Below Ballast Scan (BBS) in Action

Nowadays Fiber Optic Sensing (FOS) is increasingly used for track condition monitoring. Besides the known above ground monitoring, it can also be used to evaluate certain underground geological processes affecting the infrastructure. For instance, formation of sinkholes, or unstable layers, which can be destructive and may lead to catastrophic events on the railway network. The depth of investigation provided by conventional ballast and subgrade monitoring approaches, such as Ground Penetrating Radar (GPR), are often insufficient. The collaboration between AP Sensing with its sensitive DAS technology, and Sercel with its enhanced solution for geophysical near surface evaluation provides insights of the underground geology along rail tracks. The world’s first BBS solution revolutionizes train track condition monitoring and can analyse ground conditions up to 50 m below the ballast. The BBS solution analyses vast amounts of DAS data to generate a 2D shear wave velocity profile under the track, indicating the condition and properties of the subsurface. Shear waves propagate faster through harder material and slower through weak layers, such as cavities or sinkholes; thusly, abnormal shear wave behaviour is a direct indicator of danger zones, that shall be evaluated.
 

Two case studies demonstrate the capabilities of BBS:

Several tracks from Deutsche Bahn (DB) were monitored by AP Sensing proving the technology with existing fiber optic cable along the rail track. E.g., the system was used to monitor a 36 km track near Berlin to develop reliable algorithms using artificial intelligence (AI) for train tracking and third party intrusion (TPI). (AP Sensing’s Deutsche Bahn Cable Theft Monitoring Case Study). A BBS study was carried out as part of a collaboration between AP Sensing and Sercel to prove the value of the roadbed scanning solution. A 2.5 km section with different surface features and visible differences in geology (presence of lake, fields, rock outcrops nearby) was selected. In this trial the analysis of shear wave velocity shows a general conventional trend of velocity increase with depth (from dark blue colour at the surface, indicating soft rocks, to brown, indicating hardening). No danger zones were detected.

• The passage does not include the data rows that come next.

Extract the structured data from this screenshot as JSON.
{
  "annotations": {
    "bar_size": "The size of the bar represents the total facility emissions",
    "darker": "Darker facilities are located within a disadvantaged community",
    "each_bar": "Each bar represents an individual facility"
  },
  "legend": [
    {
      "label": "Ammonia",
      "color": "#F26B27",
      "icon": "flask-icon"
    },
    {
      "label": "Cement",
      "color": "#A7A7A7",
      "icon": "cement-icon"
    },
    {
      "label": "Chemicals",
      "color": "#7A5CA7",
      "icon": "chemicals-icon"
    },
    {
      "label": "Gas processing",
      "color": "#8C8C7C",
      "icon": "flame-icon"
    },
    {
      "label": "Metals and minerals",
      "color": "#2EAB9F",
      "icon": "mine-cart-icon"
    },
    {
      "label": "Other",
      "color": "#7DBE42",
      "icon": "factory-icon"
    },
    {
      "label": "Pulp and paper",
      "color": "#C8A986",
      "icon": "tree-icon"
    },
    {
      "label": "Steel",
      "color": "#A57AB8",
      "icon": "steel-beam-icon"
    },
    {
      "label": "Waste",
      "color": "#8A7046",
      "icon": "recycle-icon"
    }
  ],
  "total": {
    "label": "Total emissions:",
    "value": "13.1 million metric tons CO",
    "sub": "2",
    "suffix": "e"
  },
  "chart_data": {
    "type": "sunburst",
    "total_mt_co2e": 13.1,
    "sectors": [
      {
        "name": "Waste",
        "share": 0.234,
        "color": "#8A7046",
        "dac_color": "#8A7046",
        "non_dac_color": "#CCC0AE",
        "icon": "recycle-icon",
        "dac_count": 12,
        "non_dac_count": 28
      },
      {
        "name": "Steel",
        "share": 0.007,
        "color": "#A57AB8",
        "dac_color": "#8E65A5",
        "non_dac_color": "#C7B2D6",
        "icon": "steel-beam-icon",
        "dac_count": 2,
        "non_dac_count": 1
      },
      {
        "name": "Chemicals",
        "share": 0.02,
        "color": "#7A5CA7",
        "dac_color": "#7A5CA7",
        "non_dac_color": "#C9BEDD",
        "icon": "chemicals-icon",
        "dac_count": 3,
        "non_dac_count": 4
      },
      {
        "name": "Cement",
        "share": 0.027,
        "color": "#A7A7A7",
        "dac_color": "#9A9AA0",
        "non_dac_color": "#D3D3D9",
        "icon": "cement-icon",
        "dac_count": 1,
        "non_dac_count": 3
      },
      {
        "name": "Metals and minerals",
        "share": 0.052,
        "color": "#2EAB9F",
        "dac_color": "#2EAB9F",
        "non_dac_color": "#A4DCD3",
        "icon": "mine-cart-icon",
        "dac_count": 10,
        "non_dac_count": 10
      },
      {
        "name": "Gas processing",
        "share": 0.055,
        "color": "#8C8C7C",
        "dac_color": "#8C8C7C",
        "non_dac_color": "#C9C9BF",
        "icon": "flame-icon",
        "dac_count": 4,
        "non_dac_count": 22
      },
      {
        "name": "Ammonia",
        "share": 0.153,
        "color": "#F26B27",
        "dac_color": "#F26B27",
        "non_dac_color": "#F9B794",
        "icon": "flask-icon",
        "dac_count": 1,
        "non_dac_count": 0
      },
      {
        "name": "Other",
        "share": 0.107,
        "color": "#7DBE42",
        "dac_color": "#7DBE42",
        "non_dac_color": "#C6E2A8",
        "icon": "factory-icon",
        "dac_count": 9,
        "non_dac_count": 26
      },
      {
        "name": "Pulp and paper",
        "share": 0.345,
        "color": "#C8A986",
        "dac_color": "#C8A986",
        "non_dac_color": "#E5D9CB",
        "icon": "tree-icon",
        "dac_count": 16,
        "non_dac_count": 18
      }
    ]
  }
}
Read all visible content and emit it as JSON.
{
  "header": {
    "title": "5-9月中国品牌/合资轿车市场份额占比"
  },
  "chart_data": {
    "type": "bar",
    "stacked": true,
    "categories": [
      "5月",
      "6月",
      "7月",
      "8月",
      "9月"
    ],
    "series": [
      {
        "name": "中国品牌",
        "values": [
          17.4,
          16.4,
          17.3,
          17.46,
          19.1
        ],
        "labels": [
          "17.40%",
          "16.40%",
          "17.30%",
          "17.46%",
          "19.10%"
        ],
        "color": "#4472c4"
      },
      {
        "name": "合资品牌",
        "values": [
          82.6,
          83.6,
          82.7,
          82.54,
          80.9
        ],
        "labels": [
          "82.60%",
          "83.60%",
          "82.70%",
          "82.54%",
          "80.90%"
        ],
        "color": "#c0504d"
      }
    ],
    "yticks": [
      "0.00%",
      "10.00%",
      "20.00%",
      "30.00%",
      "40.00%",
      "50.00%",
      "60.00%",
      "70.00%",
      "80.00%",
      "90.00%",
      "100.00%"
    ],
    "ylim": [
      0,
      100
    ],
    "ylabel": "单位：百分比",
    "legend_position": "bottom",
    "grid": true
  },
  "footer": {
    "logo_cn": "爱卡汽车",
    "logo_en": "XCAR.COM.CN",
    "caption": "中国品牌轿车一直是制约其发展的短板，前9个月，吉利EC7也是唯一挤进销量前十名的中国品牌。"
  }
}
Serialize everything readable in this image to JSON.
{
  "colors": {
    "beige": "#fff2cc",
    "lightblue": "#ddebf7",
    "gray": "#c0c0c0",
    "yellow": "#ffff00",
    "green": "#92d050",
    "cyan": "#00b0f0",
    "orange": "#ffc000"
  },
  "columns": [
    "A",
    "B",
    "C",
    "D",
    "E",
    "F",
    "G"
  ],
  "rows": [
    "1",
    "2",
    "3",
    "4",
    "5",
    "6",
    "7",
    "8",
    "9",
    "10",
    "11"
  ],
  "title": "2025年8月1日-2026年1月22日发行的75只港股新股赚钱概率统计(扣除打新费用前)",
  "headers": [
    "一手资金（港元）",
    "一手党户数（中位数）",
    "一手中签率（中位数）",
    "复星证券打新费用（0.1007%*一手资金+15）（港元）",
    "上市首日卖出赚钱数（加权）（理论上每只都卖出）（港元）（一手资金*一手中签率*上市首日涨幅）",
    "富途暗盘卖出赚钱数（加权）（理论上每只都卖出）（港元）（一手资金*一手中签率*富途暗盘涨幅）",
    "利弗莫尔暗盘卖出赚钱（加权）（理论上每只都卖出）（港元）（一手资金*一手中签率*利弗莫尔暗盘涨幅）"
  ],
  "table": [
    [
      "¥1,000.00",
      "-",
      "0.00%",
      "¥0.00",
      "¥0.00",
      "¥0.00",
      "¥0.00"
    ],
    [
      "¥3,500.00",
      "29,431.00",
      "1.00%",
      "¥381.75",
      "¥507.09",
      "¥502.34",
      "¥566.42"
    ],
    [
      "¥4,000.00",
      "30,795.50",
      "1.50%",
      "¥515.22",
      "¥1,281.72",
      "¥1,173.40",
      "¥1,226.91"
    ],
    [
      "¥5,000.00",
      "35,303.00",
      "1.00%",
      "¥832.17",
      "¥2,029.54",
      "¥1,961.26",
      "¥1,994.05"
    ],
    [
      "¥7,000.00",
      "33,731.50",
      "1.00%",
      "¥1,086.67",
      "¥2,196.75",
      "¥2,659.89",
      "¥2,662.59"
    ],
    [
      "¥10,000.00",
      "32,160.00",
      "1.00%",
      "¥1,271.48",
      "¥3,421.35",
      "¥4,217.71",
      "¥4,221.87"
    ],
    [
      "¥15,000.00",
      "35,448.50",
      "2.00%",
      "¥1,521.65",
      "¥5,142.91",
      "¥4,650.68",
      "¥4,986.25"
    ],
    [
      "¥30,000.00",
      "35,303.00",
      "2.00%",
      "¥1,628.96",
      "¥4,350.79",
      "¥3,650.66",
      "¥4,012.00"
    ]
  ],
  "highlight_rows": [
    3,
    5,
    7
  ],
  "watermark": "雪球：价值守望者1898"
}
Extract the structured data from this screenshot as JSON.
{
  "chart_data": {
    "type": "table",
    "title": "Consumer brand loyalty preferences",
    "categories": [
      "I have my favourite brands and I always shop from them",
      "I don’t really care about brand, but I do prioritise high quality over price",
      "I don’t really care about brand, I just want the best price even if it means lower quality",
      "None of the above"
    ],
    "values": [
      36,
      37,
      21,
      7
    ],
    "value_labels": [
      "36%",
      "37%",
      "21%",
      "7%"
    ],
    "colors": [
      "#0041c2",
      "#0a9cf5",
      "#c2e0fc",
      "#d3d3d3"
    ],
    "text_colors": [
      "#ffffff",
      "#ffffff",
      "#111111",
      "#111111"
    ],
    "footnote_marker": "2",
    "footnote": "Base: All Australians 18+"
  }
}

A cargo train of one of the key railroad operators in Eastern Europe derailed because of ground subsidence. Traditional track integrity techniques could not provide proper subsurface evaluation with reasonable depth of investigation to identify the locations of sinkholes. Traditional blind drilling and subsequent cementing of sinkholes along a track more than 22 km long also could not guarantee a result. Therefore, to detect and cure hazard zones, Sercel performed nodal geophysical survey within 2 zones, each 500 m long. In order to perform near surface characterization under the remaining problematic zone of the track it was decided to apply the BBS solution using a DAS system connected to existing buried fiber optic cables. DAS data interpretation provided exciting results giving a baseline understanding of underground geology.

The BBS monitoring solution provides critical data on subsurface conditions needed for safe railway operations. The ability to analyse data at short notice after acquisition is extremely valuable for proactive danger zone identification over large areas and rapid decision making to predict and plan remediation operations. Moreover, the use of already existing fiber optic infrastructure, together with extremely longrange evaluation units, makes this joint solution of AP Sensing and Sercel very cost-effective with the potential of further time lapse monitoring to ensure that the situation does not degrade over seasons.